If 3 adults are renting a 2 bedroom house or apartment, the occupant who has a private room should probably pay more then a third, less than half of the rent. (All other expenses, of course, should be split 3 ways.)

Tell him you are giving up privacy/space, since you're sharing a room with 2 others rather than 1. Ask him to pay half plus $50 or something like that.

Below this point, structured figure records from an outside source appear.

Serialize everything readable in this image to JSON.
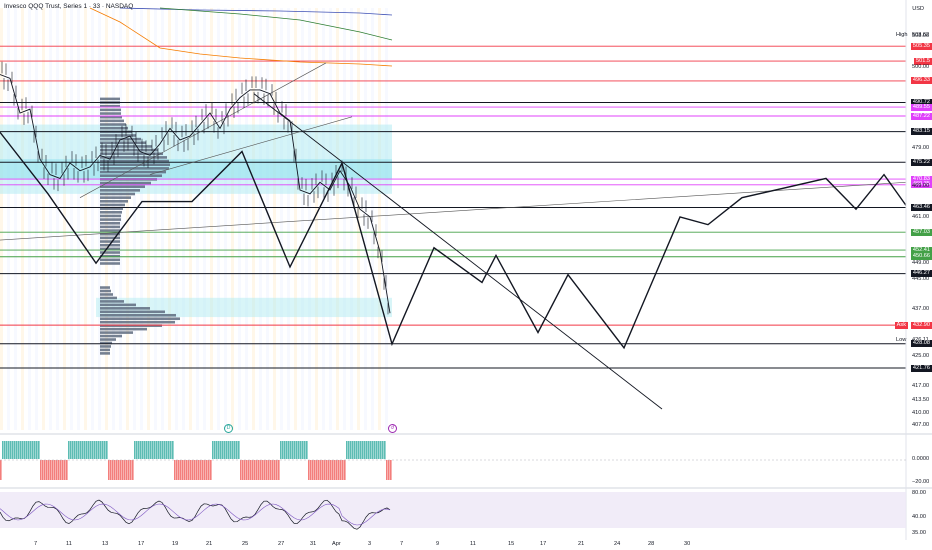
{
  "chart": {
    "title": "Invesco QQQ Trust, Series 1 · 33 · NASDAQ",
    "currency": "USD",
    "high_label": "High",
    "high_value": "503.62",
    "low_label": "Low",
    "low_value": "426.11",
    "price_axis_labels": [
      "508.00",
      "500.00",
      "479.00",
      "469.00",
      "461.00",
      "449.00",
      "445.00",
      "437.00",
      "425.00",
      "417.00",
      "413.50",
      "410.00",
      "407.00"
    ],
    "level_tags": [
      {
        "value": "505.35",
        "color": "#f23645"
      },
      {
        "value": "501.5",
        "color": "#f23645"
      },
      {
        "value": "496.33",
        "color": "#f23645"
      },
      {
        "value": "490.72",
        "color": "#131722"
      },
      {
        "value": "489.55",
        "color": "#e040fb"
      },
      {
        "value": "487.22",
        "color": "#e040fb"
      },
      {
        "value": "483.15",
        "color": "#131722"
      },
      {
        "value": "475.22",
        "color": "#131722"
      },
      {
        "value": "470.83",
        "color": "#e040fb"
      },
      {
        "value": "469.35",
        "color": "#e040fb"
      },
      {
        "value": "463.46",
        "color": "#131722"
      },
      {
        "value": "457.03",
        "color": "#43a047"
      },
      {
        "value": "452.41",
        "color": "#43a047"
      },
      {
        "value": "450.66",
        "color": "#43a047"
      },
      {
        "value": "446.27",
        "color": "#131722"
      },
      {
        "value": "432.90",
        "color": "#f23645"
      },
      {
        "value": "428.08",
        "color": "#131722"
      },
      {
        "value": "421.76",
        "color": "#131722"
      }
    ],
    "current_price_tag": {
      "label": "Ask",
      "value": "432.90"
    },
    "time_labels": [
      "7",
      "11",
      "13",
      "17",
      "19",
      "21",
      "25",
      "27",
      "31",
      "Apr",
      "3",
      "7",
      "9",
      "11",
      "15",
      "17",
      "21",
      "24",
      "28",
      "30"
    ],
    "osc1_axis": [
      "0.0000",
      "−20.00"
    ],
    "osc2_axis": [
      "80.00",
      "40.00",
      "35.00"
    ]
  },
  "chart_data": {
    "type": "line",
    "title": "Invesco QQQ Trust, Series 1 · 33 · NASDAQ",
    "xlabel": "",
    "ylabel": "USD",
    "ylim": [
      405,
      510
    ],
    "series": [
      {
        "name": "",
        "x": [
          0,
          10,
          20,
          30,
          40,
          50,
          60,
          70,
          80,
          90,
          100,
          110,
          120,
          130,
          140,
          150,
          160,
          170,
          180,
          190,
          200,
          210,
          220,
          230,
          240,
          250,
          260,
          270,
          280,
          290,
          300,
          310,
          320,
          330,
          340,
          350,
          360,
          370,
          380,
          390
        ],
        "values": [
          498,
          497,
          488,
          489,
          476,
          472,
          471,
          475,
          473,
          474,
          477,
          476,
          481,
          482,
          478,
          477,
          480,
          484,
          481,
          482,
          485,
          488,
          484,
          489,
          492,
          494,
          494,
          493,
          488,
          486,
          468,
          467,
          470,
          468,
          473,
          469,
          463,
          461,
          452,
          436
        ]
      },
      {
        "name": "",
        "x": [
          0,
          48,
          96,
          142,
          192,
          242,
          290,
          342,
          392,
          434,
          482,
          496,
          538,
          568,
          624,
          680,
          708,
          742,
          826,
          856,
          884,
          906
        ],
        "values": [
          483,
          467,
          449,
          465,
          465,
          478,
          448,
          475,
          428,
          453,
          444,
          451,
          431,
          446,
          427,
          461,
          459,
          466,
          471,
          463,
          472,
          464
        ]
      }
    ],
    "horizontal_levels": [
      505.35,
      501.5,
      496.33,
      490.72,
      489.55,
      487.22,
      483.15,
      475.22,
      470.83,
      469.35,
      463.46,
      457.03,
      452.41,
      450.66,
      446.27,
      432.9,
      428.08,
      421.76
    ]
  }
}
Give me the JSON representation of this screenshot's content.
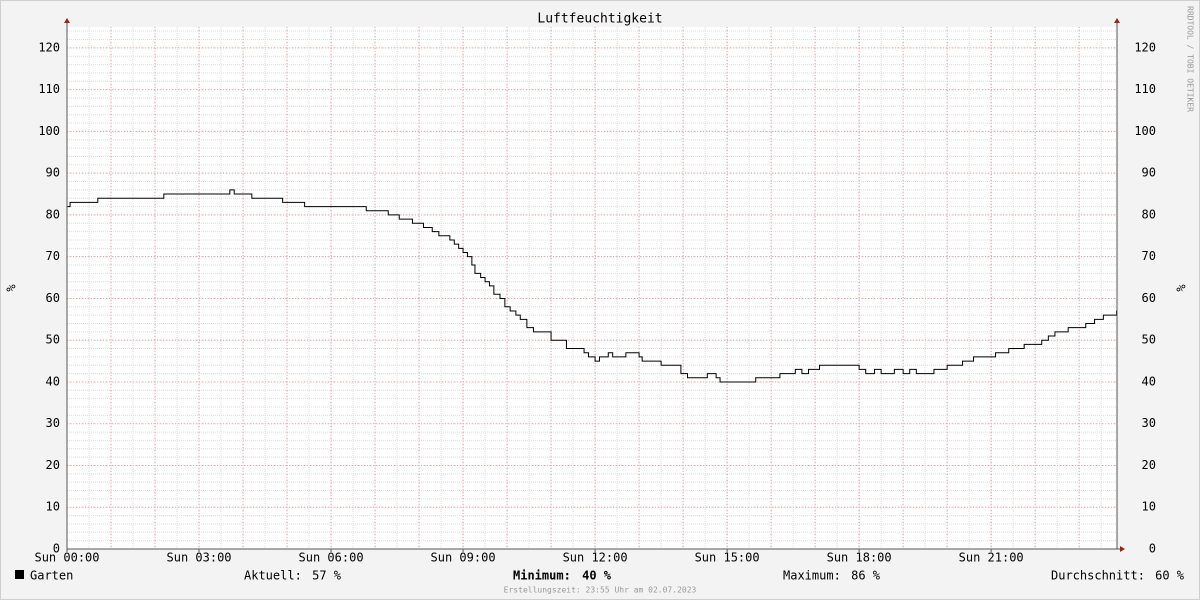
{
  "chart_data": {
    "type": "line",
    "title": "Luftfeuchtigkeit",
    "ylabel": "%",
    "watermark": "RRDTOOL / TOBI OETIKER",
    "footer": "Erstellungszeit: 23:55 Uhr am 02.07.2023",
    "step": true,
    "grid": true,
    "xlim": [
      0,
      23.86
    ],
    "ylim": [
      0,
      125
    ],
    "xticks": [
      {
        "value": 0,
        "label": "Sun 00:00"
      },
      {
        "value": 3,
        "label": "Sun 03:00"
      },
      {
        "value": 6,
        "label": "Sun 06:00"
      },
      {
        "value": 9,
        "label": "Sun 09:00"
      },
      {
        "value": 12,
        "label": "Sun 12:00"
      },
      {
        "value": 15,
        "label": "Sun 15:00"
      },
      {
        "value": 18,
        "label": "Sun 18:00"
      },
      {
        "value": 21,
        "label": "Sun 21:00"
      }
    ],
    "yticks": [
      0,
      10,
      20,
      30,
      40,
      50,
      60,
      70,
      80,
      90,
      100,
      110,
      120
    ],
    "x": [
      0,
      0.07,
      0.7,
      2.2,
      3.7,
      3.8,
      4.2,
      4.9,
      5.4,
      6.8,
      7.3,
      7.55,
      7.85,
      8.1,
      8.3,
      8.45,
      8.7,
      8.8,
      8.9,
      9.0,
      9.1,
      9.2,
      9.27,
      9.4,
      9.5,
      9.6,
      9.7,
      9.84,
      9.95,
      10.07,
      10.2,
      10.3,
      10.45,
      10.6,
      11.0,
      11.35,
      11.75,
      11.85,
      12.0,
      12.1,
      12.3,
      12.4,
      12.7,
      13.0,
      13.07,
      13.5,
      13.95,
      14.1,
      14.55,
      14.75,
      14.84,
      15.65,
      16.2,
      16.55,
      16.7,
      16.85,
      17.1,
      18.0,
      18.15,
      18.35,
      18.5,
      18.8,
      19.0,
      19.15,
      19.3,
      19.7,
      20.0,
      20.35,
      20.6,
      21.1,
      21.4,
      21.75,
      22.15,
      22.3,
      22.45,
      22.75,
      23.15,
      23.35,
      23.55,
      23.85
    ],
    "series": [
      {
        "name": "Garten",
        "color": "#000000",
        "values": [
          82,
          83,
          84,
          85,
          86,
          85,
          84,
          83,
          82,
          81,
          80,
          79,
          78,
          77,
          76,
          75,
          74,
          73,
          72,
          71,
          70,
          68,
          66,
          65,
          64,
          63,
          61,
          60,
          58,
          57,
          56,
          55,
          53,
          52,
          50,
          48,
          47,
          46,
          45,
          46,
          47,
          46,
          47,
          46,
          45,
          44,
          42,
          41,
          42,
          41,
          40,
          41,
          42,
          43,
          42,
          43,
          44,
          43,
          42,
          43,
          42,
          43,
          42,
          43,
          42,
          43,
          44,
          45,
          46,
          47,
          48,
          49,
          50,
          51,
          52,
          53,
          54,
          55,
          56,
          57
        ]
      }
    ],
    "stats": [
      {
        "label": "Aktuell:",
        "value": "57 %"
      },
      {
        "label": "Minimum:",
        "value": "40 %"
      },
      {
        "label": "Maximum:",
        "value": "86 %"
      },
      {
        "label": "Durchschnitt:",
        "value": "60 %"
      }
    ]
  }
}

Of course, it's not worth risking a friendship. And if she's not contributing, it could be a hardship on him finacially, so consider that before bringing it up again.

Caveat Emperor
07-03-2008, 08:02 AM
You could always shame him into paying by bringing up the issue with him in front of his girlfriend. Nothing makes a guy look good like trying to worm his way out of paying $20 to a friend.

Johnny Footstool
07-03-2008, 11:12 AM
You could always shame him into paying by bringing up the issue with him in front of his girlfriend. Nothing makes a guy look good like trying to worm his way out of paying $20 to a friend.

Ouch.

We have a winner!

15fan
07-03-2008, 10:04 PM
Is she hot?

That is the fundamental question that must be answered before the discussion can proceed in a logical and orderly manner.

The Baumer
07-04-2008, 01:23 AM
Post Pics Of The Gf.

GAC
07-04-2008, 06:33 AM
Why don't you, your "friend" and his girl rent a hotel room that just has one king sized bed? :evil:

The scene from "Planes, Trains, and Automobiles" just flashed through my mind.... Those aren't pillows!" :p:

Are you all driving there together? Is the gas being split in half or three ways?

KittyDuran
07-08-2008, 05:55 AM
***BUMP***

OK, the weekend is over... how did it go, Playadlc?

Caseyfan21
07-08-2008, 11:30 AM
Didn't see this thread until now...but I'm surprised no one else brought up this logic.

Usually hotel rates are for 2 people max. At least when me and 2 friends booked rooms for a trip we always had to add a little extra for the third person. If I were you, I would have booked the room for 2 people and split that cost 50%. Then, when you showed up inform the desk that you have an additional person and whatever that charge is hand it over to him. It wouldn't have benefitted you as much as the 1/3 split but you could still stick his cheapness on him in front of his girl when you arrived. That would have sparked some discussion in the other bed over the weekend, haha.